En Conclusion, le MACF de l’UE doit être compatible avec les règles de l’Organisation mondiale du commerce (OMC). À défaut, les partenaires commerciaux de l’UE pourraient légitimement lui imposer des sanctions commerciales. Le MACF de l’UE doit ainsi être non-discriminatoire en assurant le même niveau de tarification carbone pour les produits européens soumis au SEQE de l’UE et ceux importés quelle que soit leur origine. Il doit également viser un objectif exclusivement climatique en luttant contre les fuites de carbone. Dans le cadre de sa consultation publique sur le MACF de l’UE, la Commission a proposé plusieurs options, en cours d’étude, s’agissant de l’architecture qu’il pourrait prendre. Une première consiste en un système de quotas en miroir du SEQE de l’UE, dont le fonctionnement est maintenant bien établi. Les importateurs vers l’UE devraient s’acquitter, auprès de l’UE, de quotas d’émission spécifiques lors du passage de leurs produits à la douane. Les volumes de quotas à restituer seraient calculés sur la base du contenu carbone des produits, et leur prix serait le même que celui des quotas du SEQE de l’UE. Ces quotas seraient toutefois non échangeables et non fongibles avec ceux du SEQE de l’UE afin de ne pas altérer sa structure et son équilibre interne. Cette option, portée par la France, permettrait de répondre à l’impératif de non- discrimination vis-à-vis des pays tiers tout en s’articulant directement avec le SEQE de l’UE.

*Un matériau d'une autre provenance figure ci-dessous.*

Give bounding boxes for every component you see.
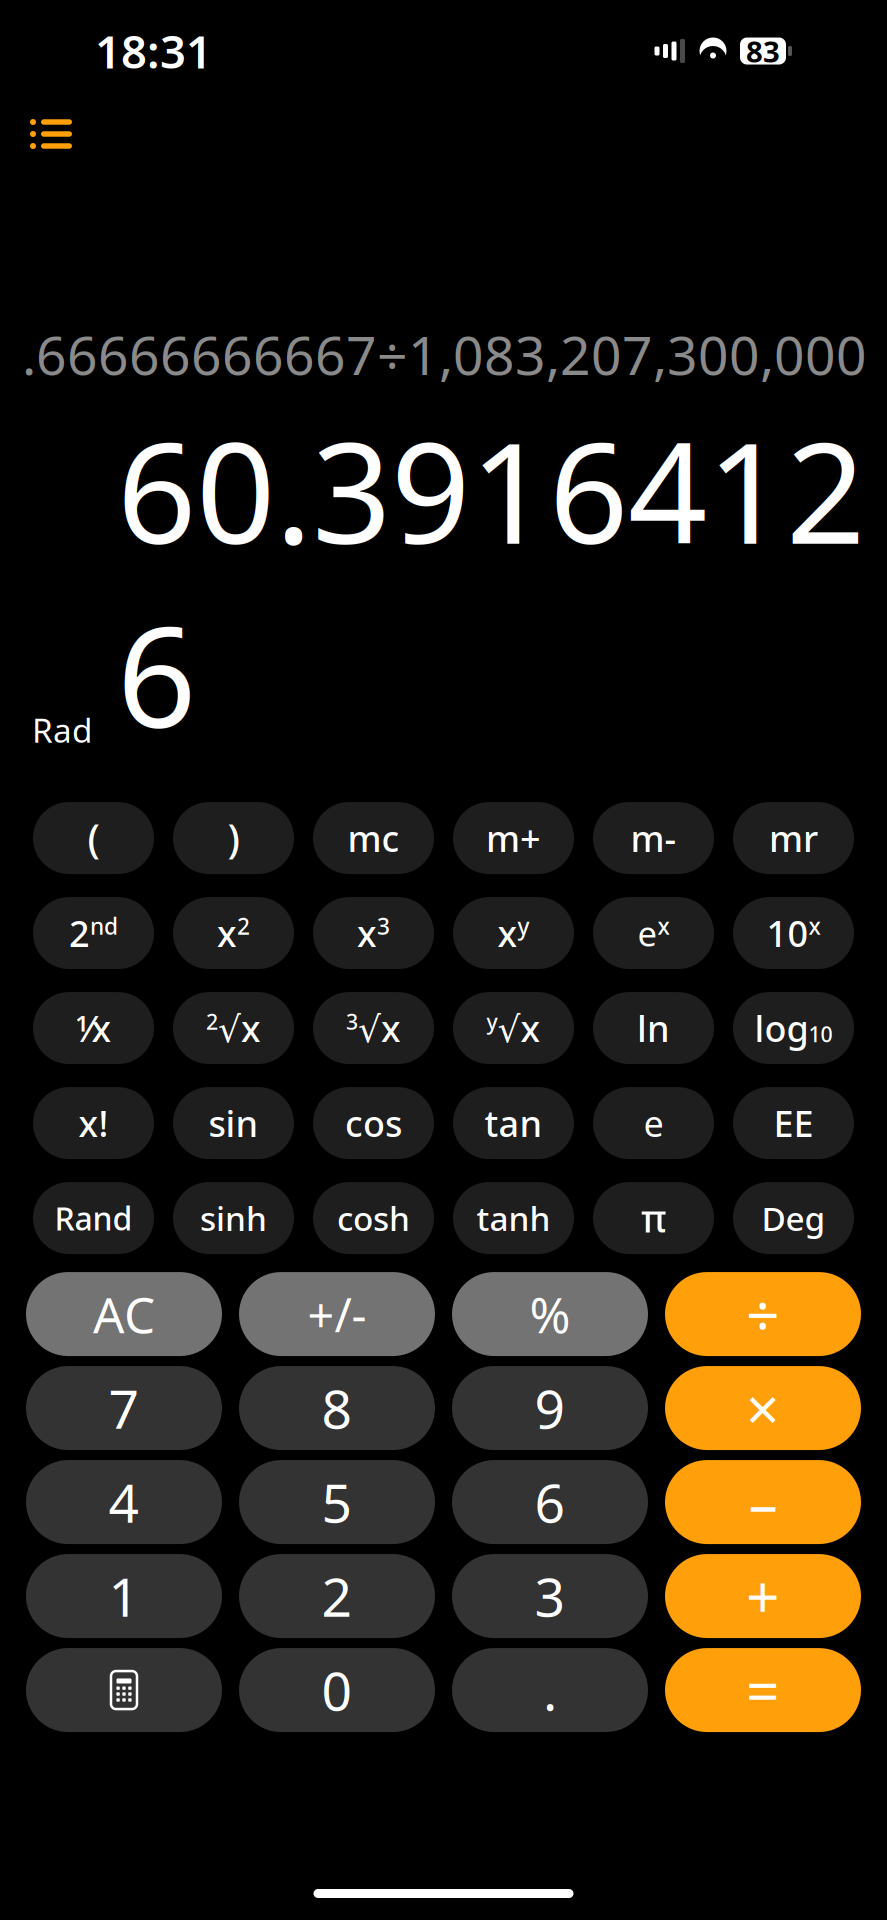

Une autre solution serait d’instaurer une taxe ou un droit de douane sur la base du contenu carbone des produits importés, mais cette option présenterait plusieurs inconvénients. En particulier, le manque de flexibilité d’un tel instrument limiterait sa capacité à s’ajuster rapidement à l’évolution du prix des quotas d’émission du SEQE de l’UE.
– Une taxe carbone est un instrument-prix : elle fixe un prix pour l’émission d’une tonne de gaz à effet de serre, qui doit être payé lors de la production ou de la consommation des produits faisant l’objet de cette taxe. Par voie de conséquence, elle permet de réduire les émissions associées à ces produits selon la sensibilité de la demande par rapport à leur prix (c’est-à-dire l’élasticité-prix de la demande).
– Un SEQE (Système d’échange des quotas d’émissions) est un instrument-quantité qui repose sur le principe de plafonnement et d’échange de quotas d’émission : il fixe un plafond d’émissions à ne pas dépasser par des installations couvertes. Ce plafond diminue progressivement afin de limiter le niveau total de gaz à effet de serre pouvant être émis et cet instrument permet donc d’assurer la réduction des émissions selon la trajectoire fixée.
– La neutralité carbone, ou zéro émission nette, correspond à la situation d’équilibre entre les émissions anthropiques de gaz à effet de serre, c’est-à-dire dues aux activités humaines, et les absorptions de ces émissions permises par les puits naturels (comme les forêts, océans et sols) et artificiels (notamment les technologies de captage et de stockage du carbone).-
– Les émissions et l’empreinte carbone portent sur les trois principaux gaz à effet de serre que sont le dioxyde de carbone (CO2), le méthane (CH4) et le protoxyde d’azote (N2O).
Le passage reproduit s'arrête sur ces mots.